Manuel F. Cestero (1878, Santo Domingo-1926, Santiago de Cuba) es un tesoro intelectual dominicano de amplio y culto visor, cuya obra ensayística y narrativa ha sido desempolvada por el Archivo General de la Nación bajo la conducción ejemplar del historiador y educador Roberto Cassá. Entre cuyos colaboradores destaca Andrés Blanco Díaz con sus escrupulosas compilaciones antológicas de los más prominentes pensadores de la dominicanidad, editor ahora de 3 volúmenes de la obra de Cestero: Notas críticas, artículos y cartas, Ensayos, y Narraciones (2022).
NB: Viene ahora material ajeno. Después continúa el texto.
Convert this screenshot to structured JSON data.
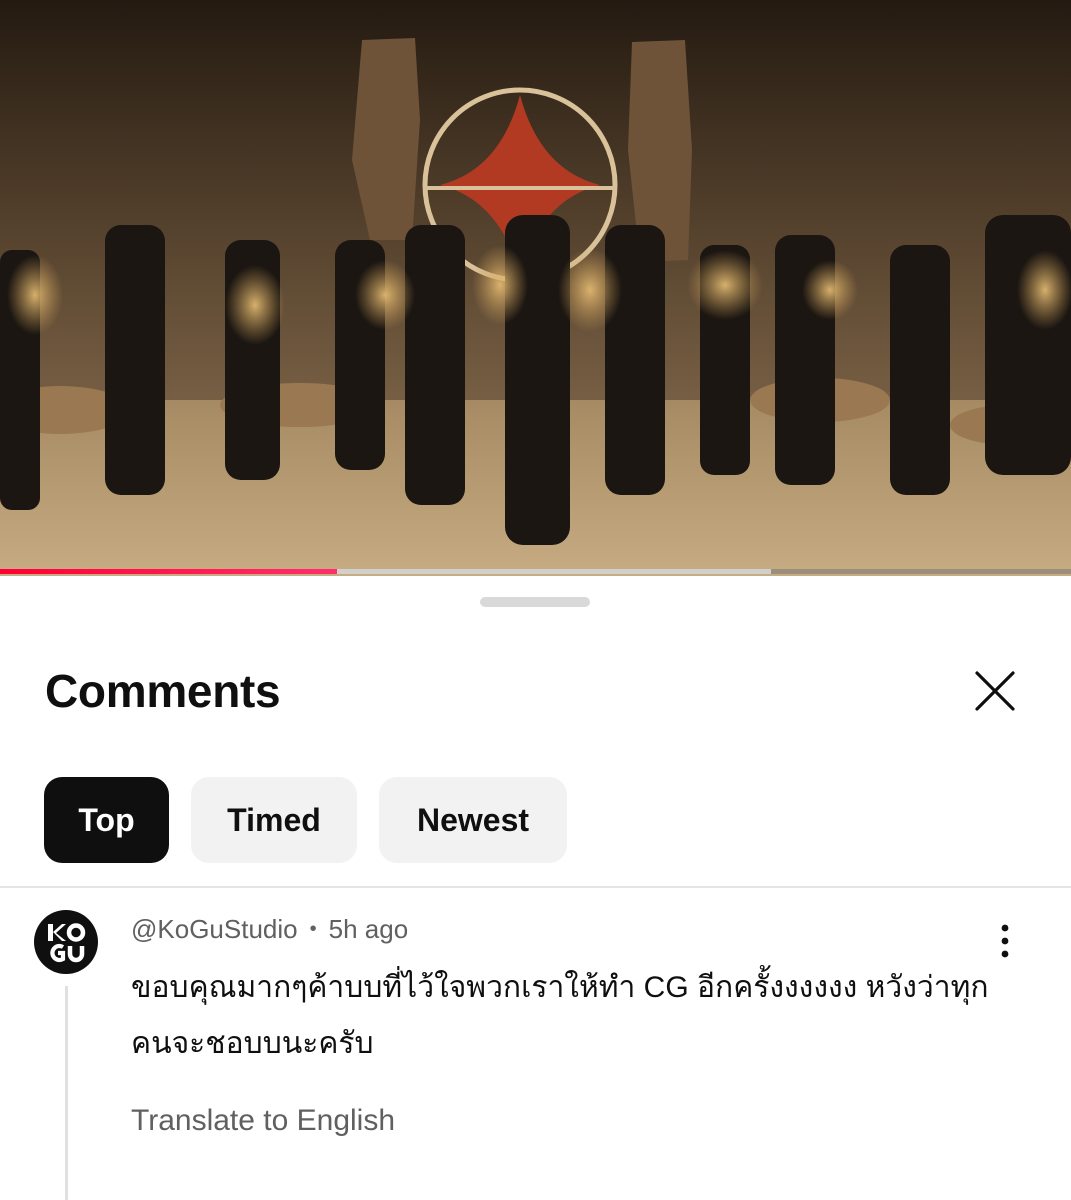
{
  "video": {
    "thumbnail_icon": "music-video-frame",
    "progress": {
      "played_fraction": 0.315,
      "buffered_fraction": 0.72
    },
    "colors": {
      "played": "#ff0033",
      "buffered": "#dcdcdc"
    }
  },
  "sheet": {
    "title": "Comments",
    "close_icon": "close-icon",
    "sort_chips": [
      {
        "label": "Top",
        "selected": true
      },
      {
        "label": "Timed",
        "selected": false
      },
      {
        "label": "Newest",
        "selected": false
      }
    ]
  },
  "comment": {
    "author": "@KoGuStudio",
    "separator": "•",
    "time": "5h ago",
    "text": "ขอบคุณมากๆค้าบบที่ไว้ใจพวกเราให้ทำ CG อีกครั้งงงงงง หวังว่าทุกคนจะชอบบนะครับ",
    "translate": "Translate to English",
    "avatar_icon": "kogu-logo-icon",
    "menu_icon": "more-vertical-icon"
  }
}
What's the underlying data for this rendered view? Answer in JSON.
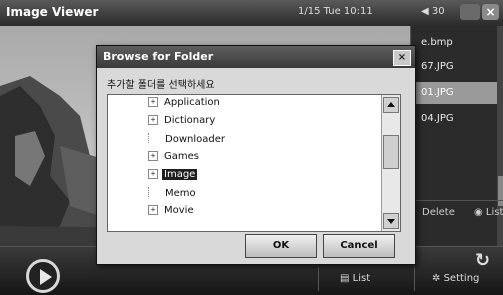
{
  "app": {
    "title": "Image Viewer",
    "datetime": "1/15 Tue 10:11",
    "volume": "◀ 30",
    "close_glyph": "×"
  },
  "file_list": {
    "items": [
      {
        "name": "e.bmp",
        "selected": false
      },
      {
        "name": "67.JPG",
        "selected": false
      },
      {
        "name": "01.JPG",
        "selected": true
      },
      {
        "name": "04.JPG",
        "selected": false
      }
    ]
  },
  "side_actions": {
    "delete_label": "Delete",
    "list_label": "List"
  },
  "bottom_bar": {
    "list_label": "List",
    "setting_label": "Setting"
  },
  "dialog": {
    "title": "Browse for Folder",
    "close_glyph": "×",
    "instruction": "추가할 폴더를 선택하세요",
    "tree": [
      {
        "label": "Application",
        "expander": "+",
        "selected": false
      },
      {
        "label": "Dictionary",
        "expander": "+",
        "selected": false
      },
      {
        "label": "Downloader",
        "expander": "",
        "selected": false
      },
      {
        "label": "Games",
        "expander": "+",
        "selected": false
      },
      {
        "label": "Image",
        "expander": "+",
        "selected": true
      },
      {
        "label": "Memo",
        "expander": "",
        "selected": false
      },
      {
        "label": "Movie",
        "expander": "+",
        "selected": false
      }
    ],
    "ok_label": "OK",
    "cancel_label": "Cancel"
  },
  "icons": {
    "play": "play-icon",
    "refresh": "refresh-icon",
    "list": "list-icon",
    "setting": "gear-icon"
  }
}
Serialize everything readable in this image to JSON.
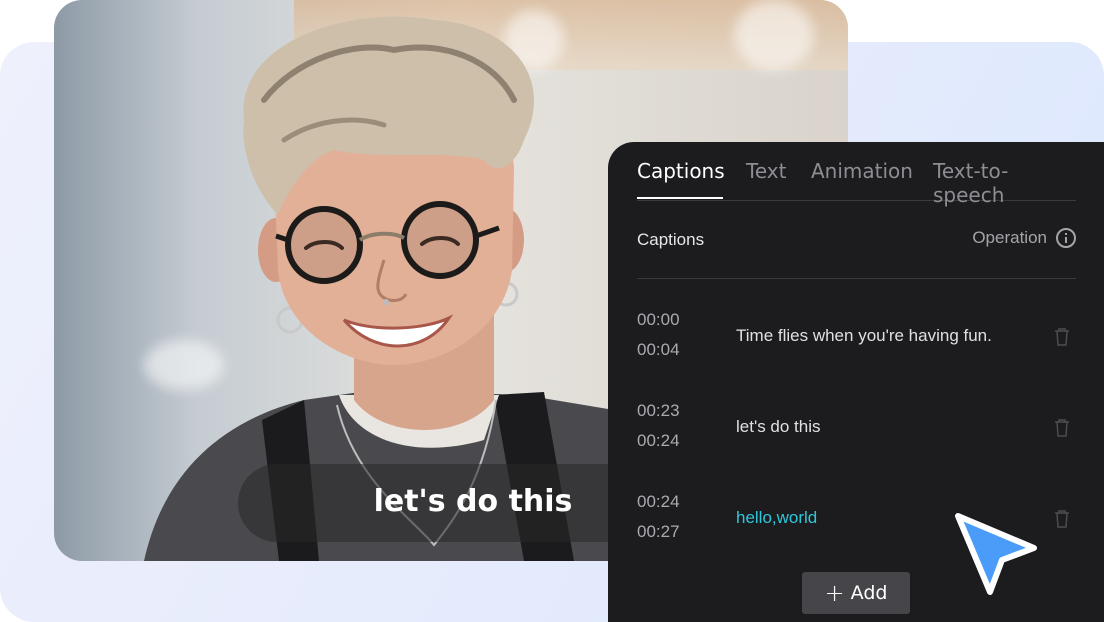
{
  "video": {
    "subtitle": "let's do this"
  },
  "panel": {
    "tabs": [
      {
        "label": "Captions",
        "active": true
      },
      {
        "label": "Text",
        "active": false
      },
      {
        "label": "Animation",
        "active": false
      },
      {
        "label": "Text-to-speech",
        "active": false
      }
    ],
    "section_title": "Captions",
    "operation_label": "Operation",
    "captions": [
      {
        "start": "00:00",
        "end": "00:04",
        "text": "Time flies when you're having fun."
      },
      {
        "start": "00:23",
        "end": "00:24",
        "text": "let's do this"
      },
      {
        "start": "00:24",
        "end": "00:27",
        "text": "hello,world"
      }
    ],
    "add_label": "Add"
  },
  "colors": {
    "panel_bg": "#1c1c1f",
    "highlight": "#2ec8da",
    "cursor": "#4a9cf8"
  }
}
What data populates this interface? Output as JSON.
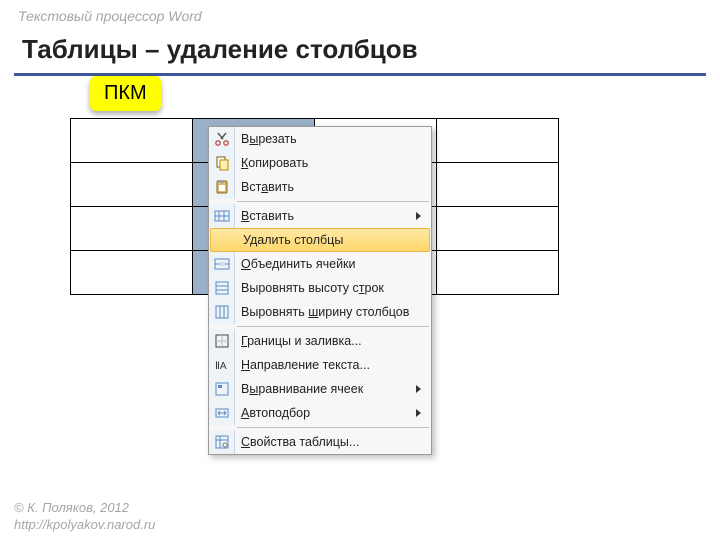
{
  "header": {
    "category": "Текстовый процессор Word",
    "title": "Таблицы – удаление столбцов"
  },
  "badge": "ПКМ",
  "context_menu": {
    "items": [
      {
        "label": "В<u>ы</u>резать",
        "icon": "cut-icon"
      },
      {
        "label": "<u>К</u>опировать",
        "icon": "copy-icon"
      },
      {
        "label": "Вст<u>а</u>вить",
        "icon": "paste-icon"
      },
      {
        "sep": true
      },
      {
        "label": "<u>В</u>ставить",
        "icon": "insert-icon",
        "submenu": true
      },
      {
        "label": "Удалить столбцы",
        "icon": "delete-columns-icon",
        "highlight": true
      },
      {
        "label": "<u>О</u>бъединить ячейки",
        "icon": "merge-cells-icon"
      },
      {
        "label": "Выровнять высоту с<u>т</u>рок",
        "icon": "distribute-rows-icon"
      },
      {
        "label": "Выровнять <u>ш</u>ирину столбцов",
        "icon": "distribute-columns-icon"
      },
      {
        "sep": true
      },
      {
        "label": "<u>Г</u>раницы и заливка...",
        "icon": "borders-icon"
      },
      {
        "label": "<u>Н</u>аправление текста...",
        "icon": "text-direction-icon"
      },
      {
        "label": "В<u>ы</u>равнивание ячеек",
        "icon": "cell-alignment-icon",
        "submenu": true
      },
      {
        "label": "<u>А</u>втоподбор",
        "icon": "autofit-icon",
        "submenu": true
      },
      {
        "sep": true
      },
      {
        "label": "<u>С</u>войства таблицы...",
        "icon": "table-properties-icon"
      }
    ]
  },
  "footer": {
    "copyright": "© К. Поляков, 2012",
    "url": "http://kpolyakov.narod.ru"
  },
  "table": {
    "rows": 4,
    "cols": 4,
    "selected_col": 1
  }
}
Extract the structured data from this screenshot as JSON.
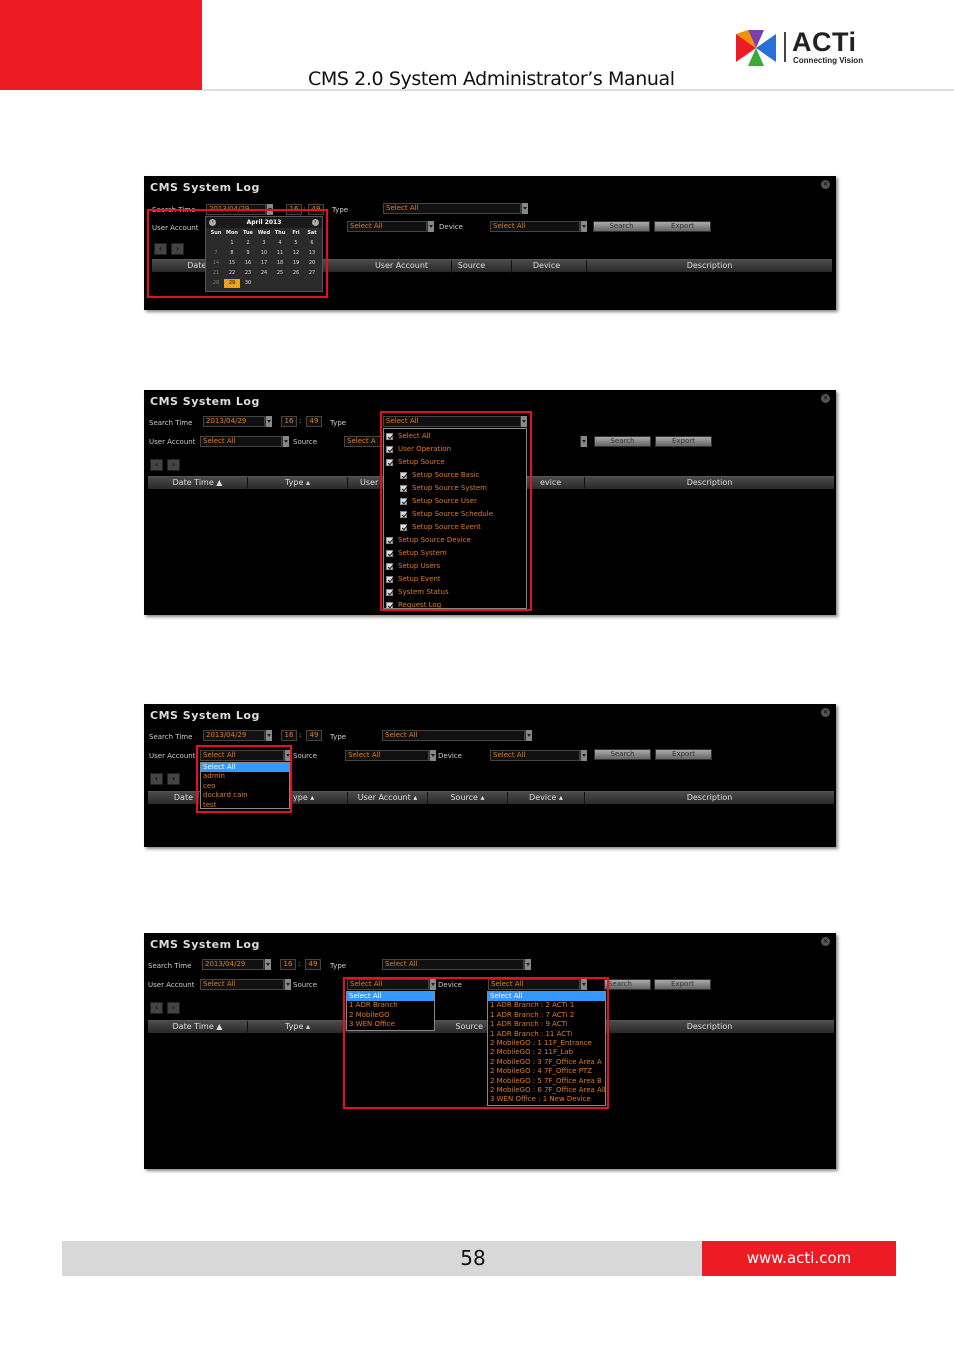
{
  "header": {
    "title": "CMS 2.0 System Administrator’s Manual",
    "logo_word": "ACTi",
    "logo_tagline": "Connecting Vision"
  },
  "footer": {
    "page_number": "58",
    "url": "www.acti.com"
  },
  "colors": {
    "brand_red": "#ed1c24",
    "highlight_red": "#e5121d",
    "field_orange": "#e07a20",
    "select_blue": "#3399ff"
  },
  "panel_title": "CMS System Log",
  "labels": {
    "search_time": "Search Time",
    "user_account": "User Account",
    "type": "Type",
    "source": "Source",
    "device": "Device",
    "search": "Search",
    "export": "Export",
    "date": "2013/04/29",
    "hour": "16",
    "minute": "49",
    "select_all": "Select All",
    "colon": ":"
  },
  "columns": {
    "date_time": "Date Time",
    "type": "Type",
    "user_account": "User Account",
    "source": "Source",
    "device": "Device",
    "description": "Description"
  },
  "panel1": {
    "date_partial": "2013/04/29",
    "source_partial": "Select All",
    "date_time_partial": "Date Ti"
  },
  "calendar": {
    "month": "April 2013",
    "days": [
      "Sun",
      "Mon",
      "Tue",
      "Wed",
      "Thu",
      "Fri",
      "Sat"
    ],
    "selected_day": "29",
    "weeks": [
      [
        "",
        "1",
        "2",
        "3",
        "4",
        "5",
        "6"
      ],
      [
        "7",
        "8",
        "9",
        "10",
        "11",
        "12",
        "13"
      ],
      [
        "14",
        "15",
        "16",
        "17",
        "18",
        "19",
        "20"
      ],
      [
        "21",
        "22",
        "23",
        "24",
        "25",
        "26",
        "27"
      ],
      [
        "28",
        "29",
        "30",
        "",
        "",
        "",
        ""
      ]
    ]
  },
  "panel2": {
    "source_partial": "Select A",
    "user_partial": "User",
    "device_partial": "evice",
    "type_options": [
      {
        "label": "Select All",
        "indent": false
      },
      {
        "label": "User Operation",
        "indent": false
      },
      {
        "label": "Setup Source",
        "indent": false
      },
      {
        "label": "Setup Source Basic",
        "indent": true
      },
      {
        "label": "Setup Source System",
        "indent": true
      },
      {
        "label": "Setup Source User",
        "indent": true
      },
      {
        "label": "Setup Source Schedule",
        "indent": true
      },
      {
        "label": "Setup Source Event",
        "indent": true
      },
      {
        "label": "Setup Source Device",
        "indent": false
      },
      {
        "label": "Setup System",
        "indent": false
      },
      {
        "label": "Setup Users",
        "indent": false
      },
      {
        "label": "Setup Event",
        "indent": false
      },
      {
        "label": "System Status",
        "indent": false
      },
      {
        "label": "Request Log",
        "indent": false
      }
    ]
  },
  "panel3": {
    "date_partial": "Date",
    "type_partial": "ype",
    "user_options": [
      "Select All",
      "admin",
      "ceo",
      "dockard cain",
      "test"
    ]
  },
  "panel4": {
    "source_options": [
      "Select All",
      "1 ADR Branch",
      "2 MobileGO",
      "3 WEN Office"
    ],
    "device_options": [
      "Select All",
      "1 ADR Branch : 2 ACTi 1",
      "1 ADR Branch : 7 ACTi 2",
      "1 ADR Branch : 9 ACTi",
      "1 ADR Branch : 11 ACTi",
      "2 MobileGO : 1 11F_Entrance",
      "2 MobileGO : 2 11F_Lab",
      "2 MobileGO : 3 7F_Office Area A",
      "2 MobileGO : 4 7F_Office PTZ",
      "2 MobileGO : 5 7F_Office Area B",
      "2 MobileGO : 6 7F_Office Area All",
      "3 WEN Office : 1 New Device"
    ],
    "search_partial": "Search",
    "source_col_partial": "Source"
  }
}
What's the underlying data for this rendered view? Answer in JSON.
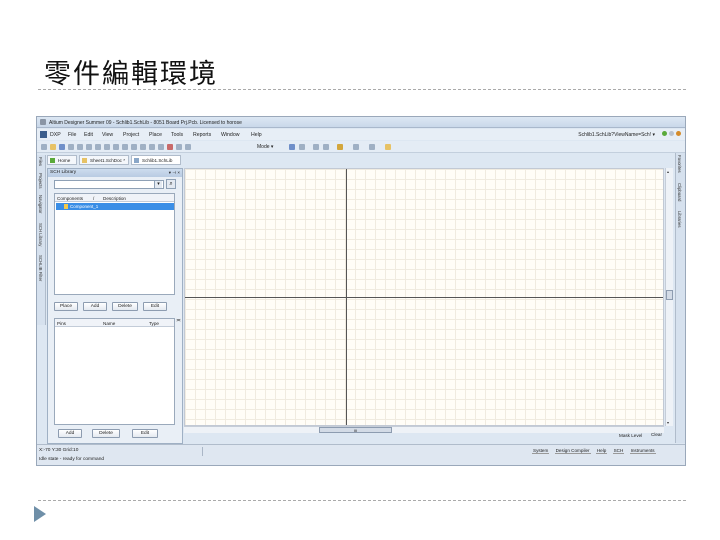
{
  "slide": {
    "title": "零件編輯環境"
  },
  "window": {
    "title": "Altium Designer Summer 09 - Schlib1.SchLib - 8051 Board Prj.Pcb. Licensed to horose"
  },
  "menubar": {
    "items": [
      "DXP",
      "File",
      "Edit",
      "View",
      "Project",
      "Place",
      "Tools",
      "Reports",
      "Window",
      "Help"
    ],
    "right_text": "Schlib1.SchLib?ViewName=Sch! ▾"
  },
  "toolbar": {
    "mode_label": "Mode ▾"
  },
  "doc_tabs": [
    "Home",
    "Sheet1.SchDoc *",
    "Schlib1.SchLib"
  ],
  "left_vtabs": [
    "Files",
    "Projects",
    "Navigator",
    "SCH Library",
    "SCHLIB Filter"
  ],
  "right_vtabs": [
    "Favorites",
    "Clipboard",
    "Libraries"
  ],
  "panel": {
    "title": "SCH Library",
    "pin_glyph": "▾ ⊣ ×",
    "filter_value": "",
    "components": {
      "headers": [
        "Components",
        "/",
        "Description"
      ],
      "rows": [
        {
          "name": "Component_1",
          "description": ""
        }
      ]
    },
    "comp_buttons": [
      "Place",
      "Add",
      "Delete",
      "Edit"
    ],
    "pins": {
      "headers": [
        "Pins",
        "Name",
        "Type"
      ]
    },
    "pin_buttons": [
      "Add",
      "Delete",
      "Edit"
    ]
  },
  "canvas": {
    "hscroll_thumb": "III"
  },
  "footer": {
    "mask_level": "Mask Level",
    "clear": "Clear",
    "coords": "X:-70 Y:30   Grid:10",
    "status": "Idle state - ready for command",
    "right_tabs": [
      "System",
      "Design Compiler",
      "Help",
      "SCH",
      "Instruments"
    ]
  },
  "colors": {
    "selection": "#3a8ee6",
    "canvas_bg": "#fffdf7",
    "grid": "#f0ebe0",
    "bullet": "#6f8fa8"
  }
}
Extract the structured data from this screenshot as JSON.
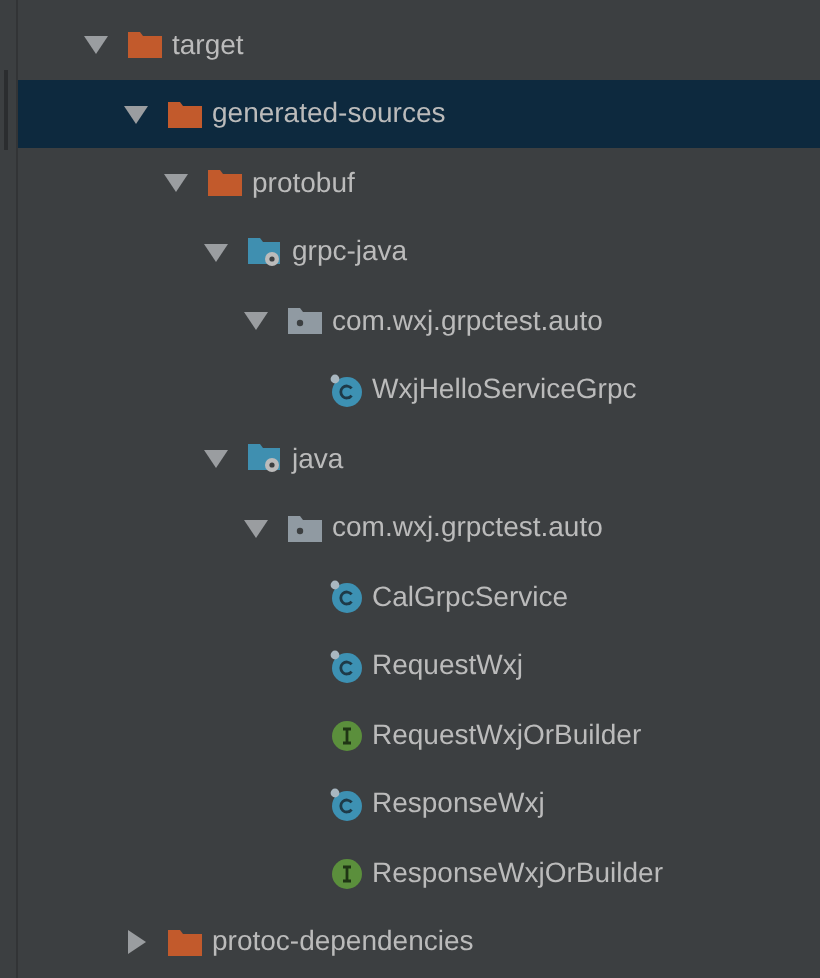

Educador en Puerto Plata –experiencia traducida en un estudio sobre la educación del niño-, empleado en el ingenio La Francia de la capital, rodó en oficios varios por Macorís del Mar y Montecristi. Cónsul en Boston por breve, su mayor empeño laboral lo desplegó rellenando galeras de periódicos y revistas en el país y en New York, donde se trasladó a vivir con su familia en 1914. Numen y estilo certeros, plasmados en piezas macizas que nos enseñan y deleitan.

En 1909 Cestero produjo desde Macorís el opúsculo Un Documento Notable, motivado por la publicación de la Memoria de Hacienda de 1907 correspondiente a la gestión de Federico Velázquez al frente de ese ministerio. Negociador junto a Emiliano Tejera, durante la presidencia de Ramón Cáceres, de la Convención Domínico-Americana que consolidó la deuda externa y el control norteamericano de las recaudaciones bajo la Receptoría General de Aduanas. Algunos extractos de este texto nos perfilan a este otro Cestero y muestran su bisturí ferozmente crítico.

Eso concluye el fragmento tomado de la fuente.